Glocal Healthcare Systems is particularly launched to address the rural health care gap through a sustainable healthcare business model with low overhead, world-class technology, and highly efficient doctors. Through Glocal Healthcare Systems, Dr. Azim leverages telemedicine technology that helps connect a doctor and a patient in a virtual environment. The data generated in the remote patient-doctor interaction, such as medical diagnosis through locally-trained staff, drug interactions, dosages, contraindications, etc., are then perused on a custom clinical decision support system.

In this whole pursuit designed by Dr. Azim, most advanced IoT medical devices and nurses facilitate a doctor remotely placed anywhere in the world. All medical investigations, reports, prescriptions, preemptive and postemptive reports are summed up in 30 minutes. According to Azim, technology has removed the consultation lab and a pharmacy, the clinic, pharmacy, and put them back together into one single service unit, ensuring cost and time effectiveness and reducing medical errors through artificial intelligence. His primary healthcare solution is a fit for rural or urban India and the remote islands of India.

The above-discussed healthcare unit called Hellolyf CX Digital Dispensary is a 64 sqft prefabricated clinic divided between a patient and a nurse. The installation of this care unit costs approximately $25000 that can be set up in a day. UVC lights disinfect the chamber within 10 minutes before the next patient enters. The unit walls are silvered to speed up the process with a transparent acrylic barrier between the nurse and the patient. Additionally, there is an aperture guarded by UVC light and an air curtain for taking samples and using IoT devices. Positive pressure is maintained through a HEPA filter/UVC disinfected air filter system.

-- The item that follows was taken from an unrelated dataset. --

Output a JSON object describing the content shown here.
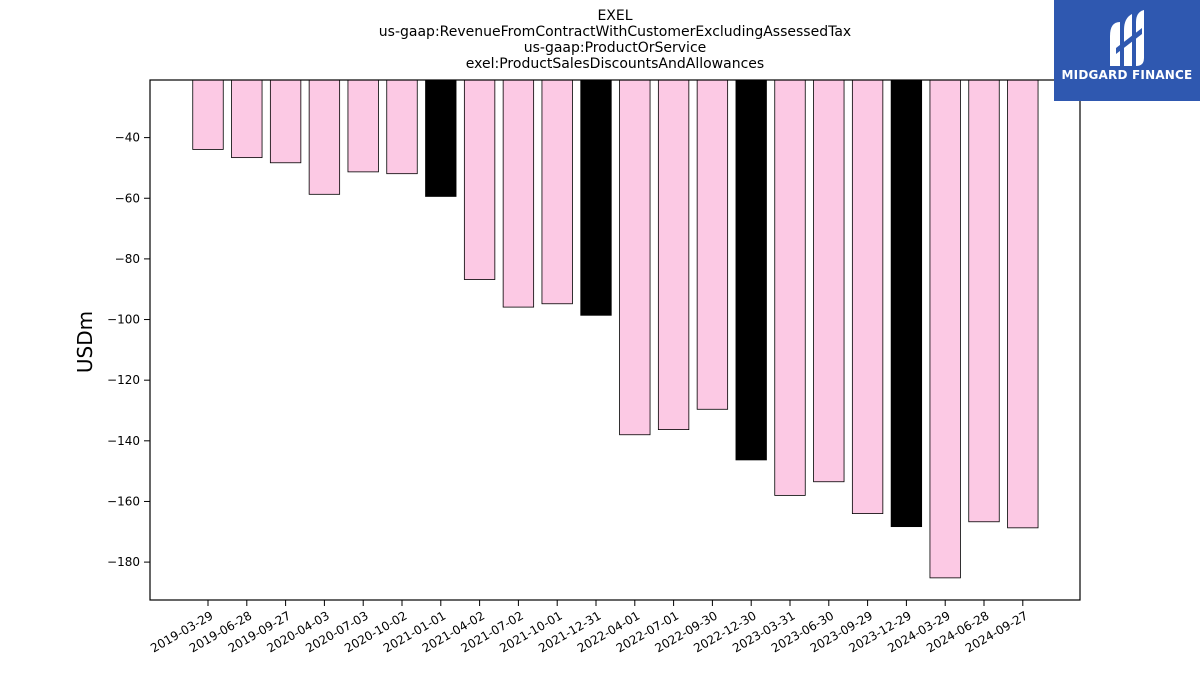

Today, Glocal Healthcare Systems has 240 Hellolyf CX Digital Dispensary units all over India and 11 big hospitals with emergency services in rural areas, including the app. The volume of work and presence makes Glocal Healthcare Systems one of the largest telemedicine operators in the world. According to Dr. Azim, we cannot solve the problems of the poor with poor solutions but rich technology. Robust telehealth technology can detect, process, and output value by standardizing productivity at scale. With over 7.8 billion world population, technology is an inevitable means to expect large-scale problems starting with healthcare.

In India and many Asian African countries where people have less money with no access to standardized healthcare, the problem is multi-pronged. One earning person of a five-member family taken ill and unable to afford medical treatment determines employability and income. Unorganized sectors in India do not have healthcare insurance. At large, India does not have the NHS. Unlike in the European countries, where healthcare is guaranteed to all with a choice of a private consultation for the rich, India does not have such healthcare promise for its bustling population. Conclusively, healthcare determines the overall wellbeing of a country.